Revista Axxón » «Las oportunidades perdidas», Enrique José Decarli - página principal

¡ME GUSTA
AXXÓN!
  
 

ARGENTINA

 

 

«…y recuerda a los perros viejos,

que pelearon tan bien:

Hemingway, Celine, Dostoievski, Hamsun.

Si crees que no se volvieron locos en habitaciones minúsculas

como te está pasando a ti ahora,

sin mujeres

sin comida

sin esperanza…

entonces no estás listo…».

Bukowski.

 

Supuse que Paula había pensado en voz alta porque a mí me pasa seguido eso de hablar y no darme cuenta. Otros me lo hacen notar. Había ido a buscar el café y desde la cocina me pareció escucharla. Hablaba en voz baja, como al oído de alguien. Cuando volví al living, le pregunté. Juró no haber dicho nada. Esto se repitió un par de veces, siempre con un ambiente de distancia entre los dos. Paula no me soportó mucho tiempo. Se fue. Pero no se llevó las voces.

 

 

***

 

 


Ilustración: Duende

—¿Mamá…?

—No es mamita —contestó una voz.

En el vacío manotee el cable del velador.

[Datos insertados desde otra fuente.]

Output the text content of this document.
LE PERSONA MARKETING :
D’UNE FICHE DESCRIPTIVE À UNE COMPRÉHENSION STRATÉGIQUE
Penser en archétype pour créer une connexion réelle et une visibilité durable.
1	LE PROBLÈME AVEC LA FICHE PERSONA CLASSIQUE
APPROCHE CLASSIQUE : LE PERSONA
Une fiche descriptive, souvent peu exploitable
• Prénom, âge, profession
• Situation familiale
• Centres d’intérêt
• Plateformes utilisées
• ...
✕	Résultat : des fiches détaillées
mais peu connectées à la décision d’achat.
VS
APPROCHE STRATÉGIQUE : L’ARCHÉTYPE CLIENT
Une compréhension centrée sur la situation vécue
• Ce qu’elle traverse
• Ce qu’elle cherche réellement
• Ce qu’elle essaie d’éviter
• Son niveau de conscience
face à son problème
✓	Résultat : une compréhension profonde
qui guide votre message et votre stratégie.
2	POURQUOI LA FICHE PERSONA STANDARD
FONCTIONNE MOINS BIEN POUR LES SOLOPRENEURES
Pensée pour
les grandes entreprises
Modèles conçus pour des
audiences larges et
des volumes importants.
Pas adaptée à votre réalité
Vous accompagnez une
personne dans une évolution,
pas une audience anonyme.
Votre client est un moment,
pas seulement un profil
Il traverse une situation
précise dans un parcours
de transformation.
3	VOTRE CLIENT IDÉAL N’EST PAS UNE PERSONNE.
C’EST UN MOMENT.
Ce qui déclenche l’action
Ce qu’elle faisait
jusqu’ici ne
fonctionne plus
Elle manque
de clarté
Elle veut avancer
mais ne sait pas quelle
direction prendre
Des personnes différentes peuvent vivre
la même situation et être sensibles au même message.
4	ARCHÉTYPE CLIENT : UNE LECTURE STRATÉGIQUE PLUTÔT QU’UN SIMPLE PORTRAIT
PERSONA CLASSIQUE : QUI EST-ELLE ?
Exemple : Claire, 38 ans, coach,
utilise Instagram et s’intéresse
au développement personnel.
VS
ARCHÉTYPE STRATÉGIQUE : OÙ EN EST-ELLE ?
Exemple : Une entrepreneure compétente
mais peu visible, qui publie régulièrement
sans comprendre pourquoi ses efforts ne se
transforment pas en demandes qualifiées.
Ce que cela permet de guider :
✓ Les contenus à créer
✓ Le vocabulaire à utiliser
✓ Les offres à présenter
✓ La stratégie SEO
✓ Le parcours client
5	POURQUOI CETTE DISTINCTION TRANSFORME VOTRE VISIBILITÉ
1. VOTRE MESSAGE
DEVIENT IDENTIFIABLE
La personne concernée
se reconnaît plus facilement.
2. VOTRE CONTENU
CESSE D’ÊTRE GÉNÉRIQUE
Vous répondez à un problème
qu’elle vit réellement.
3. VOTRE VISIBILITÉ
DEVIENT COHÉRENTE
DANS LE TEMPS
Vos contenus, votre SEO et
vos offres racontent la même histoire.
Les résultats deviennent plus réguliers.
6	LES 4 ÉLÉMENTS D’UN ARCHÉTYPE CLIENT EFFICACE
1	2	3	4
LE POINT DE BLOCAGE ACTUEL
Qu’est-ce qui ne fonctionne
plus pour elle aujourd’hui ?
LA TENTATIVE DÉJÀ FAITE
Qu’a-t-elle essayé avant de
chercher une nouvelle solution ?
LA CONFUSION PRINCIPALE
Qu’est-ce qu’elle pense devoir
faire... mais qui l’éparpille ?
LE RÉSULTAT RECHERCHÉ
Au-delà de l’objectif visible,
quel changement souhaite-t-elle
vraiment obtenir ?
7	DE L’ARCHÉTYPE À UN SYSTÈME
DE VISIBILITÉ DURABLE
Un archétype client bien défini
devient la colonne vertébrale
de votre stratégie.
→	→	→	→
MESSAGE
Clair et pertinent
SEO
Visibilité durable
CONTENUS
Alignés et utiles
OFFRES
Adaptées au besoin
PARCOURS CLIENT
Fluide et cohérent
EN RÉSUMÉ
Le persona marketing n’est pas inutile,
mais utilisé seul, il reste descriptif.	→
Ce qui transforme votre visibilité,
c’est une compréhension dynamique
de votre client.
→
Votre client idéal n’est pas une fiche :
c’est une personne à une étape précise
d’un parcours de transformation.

—Para qué —dijo otra voz, una voz de mando—. Mejor no ver.

Que las voces fueran de mujer me tranquilizó un poco. Indefectiblemente pensé en Paula. Paula, que esa noche y desde hacía meses, no dormía conmigo. Al aire —a nadie, en realidad—, pregunté qué querían.

—Concederte un favor —dijeron.

Entonces se prendió una luz. Ni el velador ni el plafón del techo. Simplemente la habitación se iluminó. A los pies de la cama había tres mujeres. Más o menos jóvenes, más o menos lindas. Vestidas muy livianas. Una especie de malla entera negra. La pintura, también negra, exagerada en los labios y en los ojos. Las caras blancas. Se presentaron como Las Oportunidades Perdidas.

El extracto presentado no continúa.